Após fazer uma renegociação das dívidas no ano passado, o que incluiu o aporte de R$ 6 bilhões feito pela holding, a Odebrecht Agroindustrial pode estar caminhando para o seu fim. Segundo o jornalista Lauro Jardim, do O Globo: “A Odebrecht está procurando um comprador para todas as suas operações (deficitárias, aliás) de açúcar e álcool no Brasil”.

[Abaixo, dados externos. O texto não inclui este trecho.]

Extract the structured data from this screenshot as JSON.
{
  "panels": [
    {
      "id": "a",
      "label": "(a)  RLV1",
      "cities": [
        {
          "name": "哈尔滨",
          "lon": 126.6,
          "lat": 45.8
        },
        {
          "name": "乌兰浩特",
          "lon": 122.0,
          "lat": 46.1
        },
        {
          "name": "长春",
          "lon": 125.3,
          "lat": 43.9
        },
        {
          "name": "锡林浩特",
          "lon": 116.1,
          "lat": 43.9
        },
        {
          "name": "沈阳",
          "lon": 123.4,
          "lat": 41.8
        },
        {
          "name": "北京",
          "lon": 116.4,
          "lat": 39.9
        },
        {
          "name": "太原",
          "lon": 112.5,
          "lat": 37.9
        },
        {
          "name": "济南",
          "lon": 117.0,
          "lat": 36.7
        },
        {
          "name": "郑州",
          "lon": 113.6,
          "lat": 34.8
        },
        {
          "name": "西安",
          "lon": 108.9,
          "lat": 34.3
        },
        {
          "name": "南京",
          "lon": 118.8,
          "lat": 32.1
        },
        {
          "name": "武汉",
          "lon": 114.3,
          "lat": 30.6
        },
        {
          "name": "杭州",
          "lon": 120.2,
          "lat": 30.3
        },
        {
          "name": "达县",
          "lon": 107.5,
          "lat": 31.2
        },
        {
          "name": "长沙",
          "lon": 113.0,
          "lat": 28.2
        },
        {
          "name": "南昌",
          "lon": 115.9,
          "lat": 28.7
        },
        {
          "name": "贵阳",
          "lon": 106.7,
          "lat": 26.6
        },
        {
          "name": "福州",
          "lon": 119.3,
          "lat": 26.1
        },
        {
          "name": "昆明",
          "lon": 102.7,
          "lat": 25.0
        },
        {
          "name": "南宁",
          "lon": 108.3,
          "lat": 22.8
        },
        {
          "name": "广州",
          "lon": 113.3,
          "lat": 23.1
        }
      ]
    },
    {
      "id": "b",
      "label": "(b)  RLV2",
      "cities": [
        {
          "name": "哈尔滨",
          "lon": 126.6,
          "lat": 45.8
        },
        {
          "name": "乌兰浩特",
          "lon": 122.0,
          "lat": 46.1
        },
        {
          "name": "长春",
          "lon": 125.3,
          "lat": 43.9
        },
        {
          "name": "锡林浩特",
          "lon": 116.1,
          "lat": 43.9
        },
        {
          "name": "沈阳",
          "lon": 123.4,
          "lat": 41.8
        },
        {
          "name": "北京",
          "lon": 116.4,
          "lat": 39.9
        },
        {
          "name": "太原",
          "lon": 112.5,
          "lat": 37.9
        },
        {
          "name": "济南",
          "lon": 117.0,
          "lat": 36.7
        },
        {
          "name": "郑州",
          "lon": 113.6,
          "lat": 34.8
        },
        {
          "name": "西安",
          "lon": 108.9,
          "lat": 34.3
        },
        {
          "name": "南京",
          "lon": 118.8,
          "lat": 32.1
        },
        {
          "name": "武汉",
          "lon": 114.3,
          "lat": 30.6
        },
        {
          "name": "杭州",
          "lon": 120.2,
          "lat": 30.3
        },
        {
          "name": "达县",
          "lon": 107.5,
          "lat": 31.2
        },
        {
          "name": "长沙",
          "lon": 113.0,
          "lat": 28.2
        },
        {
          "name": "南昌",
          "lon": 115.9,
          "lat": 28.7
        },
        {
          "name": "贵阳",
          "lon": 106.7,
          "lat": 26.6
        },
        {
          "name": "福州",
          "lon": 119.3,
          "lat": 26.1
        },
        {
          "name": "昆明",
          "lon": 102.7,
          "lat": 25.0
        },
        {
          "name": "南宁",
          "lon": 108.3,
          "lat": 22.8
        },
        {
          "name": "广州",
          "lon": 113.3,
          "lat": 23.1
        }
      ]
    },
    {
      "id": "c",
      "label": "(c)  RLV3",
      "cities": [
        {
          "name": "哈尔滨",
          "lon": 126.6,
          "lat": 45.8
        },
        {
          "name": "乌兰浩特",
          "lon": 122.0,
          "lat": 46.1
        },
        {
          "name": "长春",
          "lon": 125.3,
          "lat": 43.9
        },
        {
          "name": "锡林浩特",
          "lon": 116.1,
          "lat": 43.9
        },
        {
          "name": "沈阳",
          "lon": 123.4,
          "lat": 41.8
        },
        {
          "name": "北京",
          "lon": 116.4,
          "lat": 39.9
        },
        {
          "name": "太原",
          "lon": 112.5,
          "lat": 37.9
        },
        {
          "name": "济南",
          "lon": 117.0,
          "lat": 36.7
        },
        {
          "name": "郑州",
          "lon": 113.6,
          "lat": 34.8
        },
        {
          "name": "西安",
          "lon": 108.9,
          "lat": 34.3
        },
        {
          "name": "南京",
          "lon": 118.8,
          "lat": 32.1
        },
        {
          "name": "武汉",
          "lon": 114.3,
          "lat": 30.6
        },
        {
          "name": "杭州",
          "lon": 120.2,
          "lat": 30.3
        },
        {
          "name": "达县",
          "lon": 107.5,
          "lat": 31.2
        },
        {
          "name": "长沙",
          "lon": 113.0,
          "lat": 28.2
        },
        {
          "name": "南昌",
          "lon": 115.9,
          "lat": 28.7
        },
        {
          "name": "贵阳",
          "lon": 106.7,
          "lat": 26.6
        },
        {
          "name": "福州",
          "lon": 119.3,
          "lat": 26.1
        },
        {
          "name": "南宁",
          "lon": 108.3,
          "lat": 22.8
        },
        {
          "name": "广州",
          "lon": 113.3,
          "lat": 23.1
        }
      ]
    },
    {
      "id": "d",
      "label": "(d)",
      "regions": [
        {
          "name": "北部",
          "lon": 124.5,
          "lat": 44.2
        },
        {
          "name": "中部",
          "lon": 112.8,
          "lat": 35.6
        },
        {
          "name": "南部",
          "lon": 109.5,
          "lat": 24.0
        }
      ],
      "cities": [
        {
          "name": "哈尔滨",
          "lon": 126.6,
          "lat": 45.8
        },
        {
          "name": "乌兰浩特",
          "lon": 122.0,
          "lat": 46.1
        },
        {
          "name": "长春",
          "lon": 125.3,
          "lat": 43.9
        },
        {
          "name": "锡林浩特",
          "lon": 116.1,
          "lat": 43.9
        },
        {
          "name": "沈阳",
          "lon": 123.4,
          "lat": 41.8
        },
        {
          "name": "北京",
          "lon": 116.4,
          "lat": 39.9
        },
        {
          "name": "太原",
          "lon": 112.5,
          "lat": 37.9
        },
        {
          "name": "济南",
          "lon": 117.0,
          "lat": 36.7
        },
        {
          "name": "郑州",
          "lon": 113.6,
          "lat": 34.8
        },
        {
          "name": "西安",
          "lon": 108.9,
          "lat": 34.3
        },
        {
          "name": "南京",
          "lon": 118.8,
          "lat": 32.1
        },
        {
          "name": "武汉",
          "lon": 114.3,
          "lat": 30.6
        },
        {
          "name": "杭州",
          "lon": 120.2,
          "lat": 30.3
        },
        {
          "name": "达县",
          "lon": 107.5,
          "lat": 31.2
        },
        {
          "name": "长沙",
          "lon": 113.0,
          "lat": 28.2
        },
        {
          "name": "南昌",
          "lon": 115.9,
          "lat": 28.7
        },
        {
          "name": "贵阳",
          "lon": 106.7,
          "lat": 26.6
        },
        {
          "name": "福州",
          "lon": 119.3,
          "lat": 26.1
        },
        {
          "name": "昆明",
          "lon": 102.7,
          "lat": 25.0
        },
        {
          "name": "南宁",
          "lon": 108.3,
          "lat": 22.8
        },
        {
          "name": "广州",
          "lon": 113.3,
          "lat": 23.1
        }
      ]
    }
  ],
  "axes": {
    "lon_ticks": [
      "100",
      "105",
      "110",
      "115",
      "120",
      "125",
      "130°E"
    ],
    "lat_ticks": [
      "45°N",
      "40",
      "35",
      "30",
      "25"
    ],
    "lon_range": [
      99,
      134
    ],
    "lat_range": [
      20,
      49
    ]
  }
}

Mesmo após a renegociação das dívidas, em julho de 2016, rumores afirmavam que a divisão poderia entrar com pedido de reestruturação judicial, o que foi negado pela companhia. Na ocasião, o grupo revelou a existência de um programa de venda de ativos, mas não confirmou se as usinas fariam parte.

Mudança de nome

Neste domingo a Folha de São Paulo revelou que a Odebrecht estuda até mesmo mudar de nome. A reportagem questiona: “O que você faria se tivesse com a reputação no lixo, fosse considerada a empresa mais corrupta do mundo e tivesse que se reerguer em meio à maior recessão da história?”.

Há duas estratégias em discussão dentro da Odebrecht, segundo o jornal: usar uma marca única, e um dos possíveis novos nomes discutidos seria ODB ou criar nomes independentes para cada subsidiária.

Atualmente, a Odebrecht possui nove usinas no país, com capacidade de moagem total de 3,6 milhões de toneladas de cana-de-açúcar por safra. Para 2016/17, a meta da companhia era alcançar uma moagem de 30,7 milhões, com produção de 643 mil toneladas de açúcar e de 2,1 bilhões de litros de etanol. (Nova Cana 16/01/2017)

 

Açúcar: Brasil surpreende

A produção de açúcar acima do esperado no Brasil pressionou as cotações futuras do produto refinado na bolsa de Londres ontem, dia sem pregão em Nova York em decorrência do feriado de Martin Luther King.

Os papéis com vencimento em maio fecharam a US$ 536,50 a tonelada em Londres, recuo de US$ 2,00.

Na última sexta-feira, a União das Indústrias de Cana-de-Açúcar (Unica) apontou que a produção no Centro-Sul do Brasil no acumulado da safra 2016/17 até o fim da primeira quinzena de dezembro foi de 35,077 milhões de toneladas.

O volume é 6% superior ao da temporada passada e ficou acima das estimativas iniciais.

No mercado interno, o indicador Cepea/Esalq para o açúcar cristal em São Paulo ficou em R$ 88,53 a saca de 50 quilos, queda de 0,26%. (Valor Econômico 17/01/2017)

 

Trading Alvean comunica que CEO deixará o cargo

O CEO da Alvean, Ivo Sarjanovic, deixará o cargo após mais de dois anos à frente da trading, uma joint venture entre a Cargill e a Copersucar. O anúncio foi feito pela companhia nesta segunda-feira, 16. “Ivo tem sido CEO desde a formação da Alvean, em 2014, e foi responsável pelo sucesso no trabalho conjunto das operações de trading de açúcar entre a Cargill e a Copersucar”, disse a Alvean, em nota.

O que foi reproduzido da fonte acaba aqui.